Peu de catholiques savent comment sont conçus les lectionnaires liturgiques à l’usage de la messe et de la célébration des sacrements. C’est la Congrégation pour le culte divin qui en est responsable ; y travaillent, on s’en doute bien, nombre de spécialistes de la liturgie, de l’étude des textes bibliques. Espérons qu’il y a aussi des personnes provenant des milieux pastoraux en paroisse. Mais qui, nommément ? On ne sait pas.
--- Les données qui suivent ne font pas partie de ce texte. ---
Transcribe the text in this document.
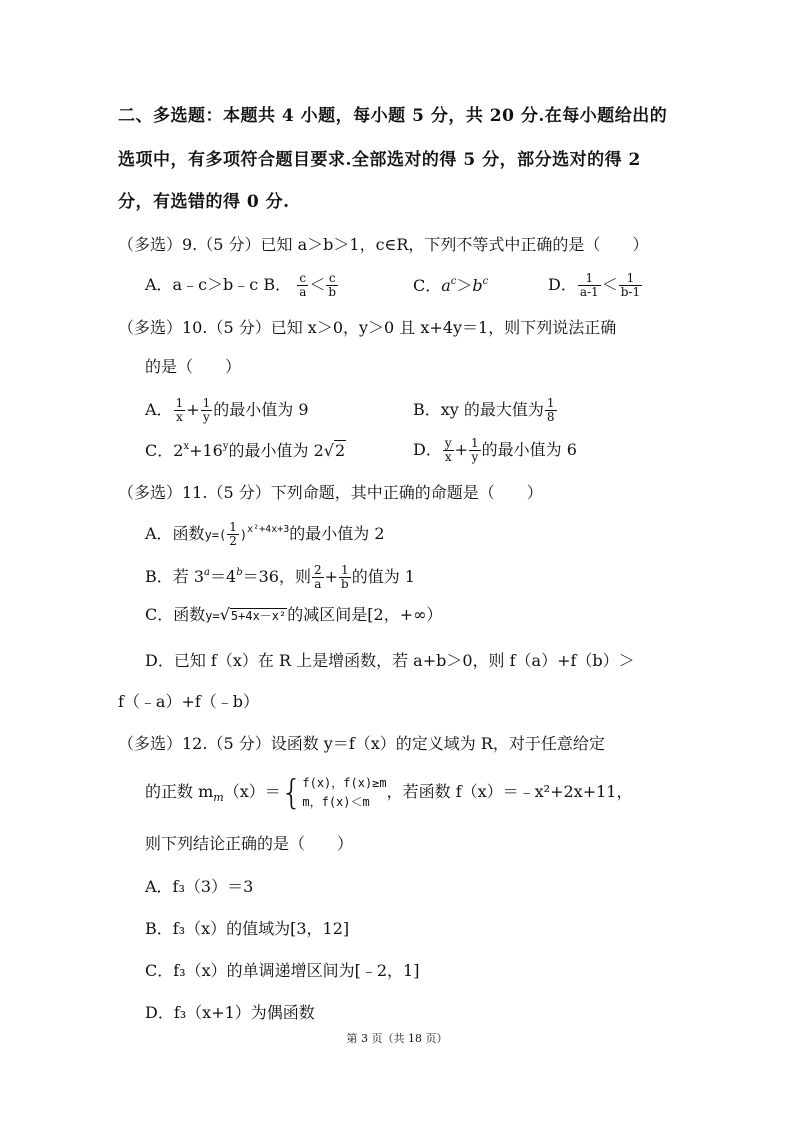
二、多选题：本题共 4 小题，每小题 5 分，共 20 分.在每小题给出的
选项中，有多项符合题目要求.全部选对的得 5 分，部分选对的得 2
分，有选错的得 0 分.
（多选）9.（5 分）已知 a＞b＞1，c∈R，下列不等式中正确的是（　　）
A．a﹣c＞b﹣c B． $\frac{c}{a} < \frac{c}{b}$	C．$a^c>b^c$	D． $\frac{1}{a-1} < \frac{1}{b-1}$
（多选）10.（5 分）已知 x＞0，y＞0 且 x+4y＝1，则下列说法正确
的是（　　）
A． $\frac{1}{x} + \frac{1}{y}$ 的最小值为 9	B．xy 的最大值为 $\frac{1}{8}$
C．$2^x+16^y$的最小值为 2√2	D． $\frac{y}{x} + \frac{1}{y}$ 的最小值为 6
（多选）11.（5 分）下列命题，其中正确的命题是（　　）
A．函数$y=( \frac{1}{2} )^{x^2+4x+3}$的最小值为 2
B．若 $3^a=4^b=36$，则 $\frac{2}{a} + \frac{1}{b}$ 的值为 1
C．函数y=√5+4x－x²的减区间是[2，+∞）
D．已知 f（x）在 R 上是增函数，若 a+b＞0，则 f（a）+f（b）＞
f（﹣a）+f（﹣b）
（多选）12.（5 分）设函数 y＝f（x）的定义域为 R，对于任意给定
的正数 $m_m(x)=${ f(x)，f(x)≥m
m，f(x)＜m
，若函数 f（x）＝﹣x²+2x+11，
则下列结论正确的是（　　）
A．f₃（3）＝3
B．f₃（x）的值域为[3，12]
C．f₃（x）的单调递增区间为[﹣2，1]
D．f₃（x+1）为偶函数
第 3 页（共 18 页）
Mystère ! Pour en savoir davantage sur la conception du lectionnaire, il faudrait lire la longue introduction qui donne les caractéristiques, les règles qui ont guidé le choix des lectures, l’esprit du lectionnaire, les règles d’usage selon les temps liturgiques et j’en passe. Le choix des lectures du lectionnaire s’applique uniformément à l’Église entière, dans tous les pays et toutes les langues. Malgré tout cela, il y a des choix de textes bibliques pour la liturgie de la Parole de la messe qui nous laissent dubitatifs sur leur pertinence, comme le texte d’évangile de ce dimanche ; nous pourrions nous en passer, diraient certains.
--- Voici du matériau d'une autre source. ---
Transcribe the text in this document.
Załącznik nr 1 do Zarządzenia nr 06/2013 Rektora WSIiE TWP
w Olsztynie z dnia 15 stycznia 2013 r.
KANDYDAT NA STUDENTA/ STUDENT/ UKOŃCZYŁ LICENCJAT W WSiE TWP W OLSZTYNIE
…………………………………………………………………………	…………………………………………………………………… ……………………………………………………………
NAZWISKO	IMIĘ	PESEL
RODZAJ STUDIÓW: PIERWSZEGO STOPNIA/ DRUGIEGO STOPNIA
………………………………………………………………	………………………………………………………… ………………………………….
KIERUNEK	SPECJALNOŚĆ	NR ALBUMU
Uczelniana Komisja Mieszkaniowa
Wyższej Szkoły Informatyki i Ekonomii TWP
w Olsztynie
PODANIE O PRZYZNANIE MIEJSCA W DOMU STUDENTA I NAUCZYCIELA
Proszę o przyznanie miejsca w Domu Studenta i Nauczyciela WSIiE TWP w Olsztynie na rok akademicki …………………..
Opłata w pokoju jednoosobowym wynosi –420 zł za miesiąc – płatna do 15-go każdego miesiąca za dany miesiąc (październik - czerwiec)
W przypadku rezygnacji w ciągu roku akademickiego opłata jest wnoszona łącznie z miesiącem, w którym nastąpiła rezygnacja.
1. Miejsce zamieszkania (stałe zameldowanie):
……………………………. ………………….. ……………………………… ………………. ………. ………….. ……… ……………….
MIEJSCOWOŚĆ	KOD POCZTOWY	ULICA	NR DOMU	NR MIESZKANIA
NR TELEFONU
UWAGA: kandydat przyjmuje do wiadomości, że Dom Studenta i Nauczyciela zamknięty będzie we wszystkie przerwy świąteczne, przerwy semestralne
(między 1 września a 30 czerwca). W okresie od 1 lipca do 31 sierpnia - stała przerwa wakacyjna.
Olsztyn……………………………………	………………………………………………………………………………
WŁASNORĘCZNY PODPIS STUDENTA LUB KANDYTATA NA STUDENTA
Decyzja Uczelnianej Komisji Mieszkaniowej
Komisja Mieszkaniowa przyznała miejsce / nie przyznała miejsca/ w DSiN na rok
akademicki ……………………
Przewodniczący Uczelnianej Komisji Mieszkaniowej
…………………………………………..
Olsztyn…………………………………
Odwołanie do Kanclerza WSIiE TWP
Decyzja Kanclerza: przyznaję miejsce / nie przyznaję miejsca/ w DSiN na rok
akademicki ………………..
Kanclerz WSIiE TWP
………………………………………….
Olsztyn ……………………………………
Aujourd’hui par exemple, dans le texte évangélique choisi par ceux qui « confectionnent » le lectionnaire, huit versets portent sur des règles de pureté du judaïsme du 1er siècle, remises en question par Jésus mais totalement inopérantes pour les chrétiens.nes. Et les trois derniers versets de l’évangile se terminent par un enseignement moral emprunté au judaïsme hellénistique, donc pas du Jésus historique, un enseignement ajouté probablement par la tradition chrétienne. Quant aux versets 9 à 13 où Jésus reproche aux responsables religieux de son temps « de laisser de côté le commandement de Dieu et vous vous attachez à la tradition des hommes… Vous repoussez le commandement de Dieu pour garder votre tradition », on les a coupés alors qu’ils expliquent très bien la position de Jésus et pourquoi il leur fait des reproches. Pourquoi cette coupure ? Est-ce qu’ils sont à risque de susciter des questionnements sur le rapport entre des règles disciplinaires catholiques et leur rapport avec l’enseignement Jésus ? Enfin arrivent les vv. 14-15 où Jésus donne un enseignement d’une importance capitale : « Écoutez-moi tous et comprenez. Il n’y a rien d’extérieur à l’homme qui puisse le rendre impur en pénétrant en lui mais ce qui sort de l’homme, voilà ce qui rend l’homme impur. » Cet énoncé explique en partie le reproche que Jésus a fait aux responsables religieux sur les rituels de pureté.

Commentaire

Cette péricope est composée de plusieurs éléments traditionnels rassemblés sous forme de discours. C’est Marc qui a associé ces éléments en deux parties essentielles : une controverse suivie d’une contre-attaque de la part de Jésus et un enseignement qu’il devait trouver extrêmement important. Sinon, il n’aurait pas fait précéder cet enseignement par cette controverse sur les règles de pureté suivie d’une contre-attaque cinglante contre les pharisiens. Pour comprendre ce bout d’évangile, on doit se rappeler que chaque évangéliste écrit pour sa communauté et en fonction des besoins et problèmes de celle-ci. La communauté de Marc était composée en majorité d’anciens « païens » mais aussi de Juifs qui vivaient à Rome. D’où probablement ce besoin de rappeler cet enseignement de Jésus sur les règles de pureté du judaïsme. C’est tout-à-fait plausible que des judéo-chrétiens de cette communauté soient restés attachés à plusieurs règles de pureté rituelle et étaient scandalisés de voir les pagano-chrétiens ne pas les respecter ou ne pas s’en soucier. Marc se devait de faire comprendre aux judéo-chrétiens pourquoi ces rituels n’étaient plus nécessaires. C’est ainsi qu’on assiste à une controverse entre Jésus et différents adversaires composés de pharisiens et de quelques scribes venus de Jérusalem, ceux-ci étant souvent des docteurs de la Loi. De voir Jésus contredire ces personnages importants était rassurant pour eux.

Un peu de culture

Pour les chrétiens.nes que nous sommes, les versets 1-6 sont intéressants uniquement au niveau culturel en nous apprenant certaines traditions juives dont celle de se laver les mains avant de manger avec une poignée d’eau, un « latinisme » qui vient du mot grec pygmè, poing, « mesure courante » pour les gens de culture latine à laquelle cette communauté appartient. Au lavage des mains suit la purification au retour du marché. Compte-tenu de l’importance de l’eau dans l’Orient ancien, ces ablutions ne concernent pas des « douches » que prendraient ces personnes mais de lavage des aliments, simple opération de cuisine! Puis vient la liste des nombreux objets à purifier, toutes des règles venant de la Tradition des Anciens mais nullement des Écritures.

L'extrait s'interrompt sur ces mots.